Yes, because my college wasn’t that hard to get into, I thought to myself, but didn’t want to set a bad example by making my kids think that cake pans were more important than college, so I backpedaled a little. “Well, getting into college is important too, but this is amazing!” I said. “I actually fixed something!”

Tennessee Williams and heavy-handed symbolism aside, that was the bottom line for me. I’d persisted. I’d figured out that the key was to forget about the parts that don’t move; find the moving part and figure out how to leverage it. And I’d followed a gut feeling that despite what more mechanically inclined people told me, somehow there was a way to fix this.
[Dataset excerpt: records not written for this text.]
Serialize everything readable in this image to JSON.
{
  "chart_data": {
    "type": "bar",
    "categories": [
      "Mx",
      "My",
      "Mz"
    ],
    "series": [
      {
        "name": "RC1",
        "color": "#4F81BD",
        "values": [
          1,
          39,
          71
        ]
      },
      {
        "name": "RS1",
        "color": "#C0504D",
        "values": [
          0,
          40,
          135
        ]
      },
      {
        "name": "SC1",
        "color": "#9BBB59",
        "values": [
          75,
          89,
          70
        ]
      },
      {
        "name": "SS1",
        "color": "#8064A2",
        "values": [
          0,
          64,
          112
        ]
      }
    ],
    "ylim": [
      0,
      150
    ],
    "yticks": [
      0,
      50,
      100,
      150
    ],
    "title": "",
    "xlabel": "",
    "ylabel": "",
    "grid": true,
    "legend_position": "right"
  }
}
I’d like to think that even in my mid-40’s, I’m not too old to draw life lessons when they hit me over the head. Don’t give up. Believe in your convictions. Think outside the box. Don’t put all your faith in naysayers. Try and try again.

Okay, maybe the messages I’m taking from it are a little heavy-handed after all. Maybe the symbolism of the story is too obvious even for Tennessee Williams. But it was worth it to me. I surprised myself with a rare moment of mechanical aptitude. It was more exciting than getting into college. And now I think I’ll bake a cake to celebrate. Using every single one of my (only slightly dented) cake pans.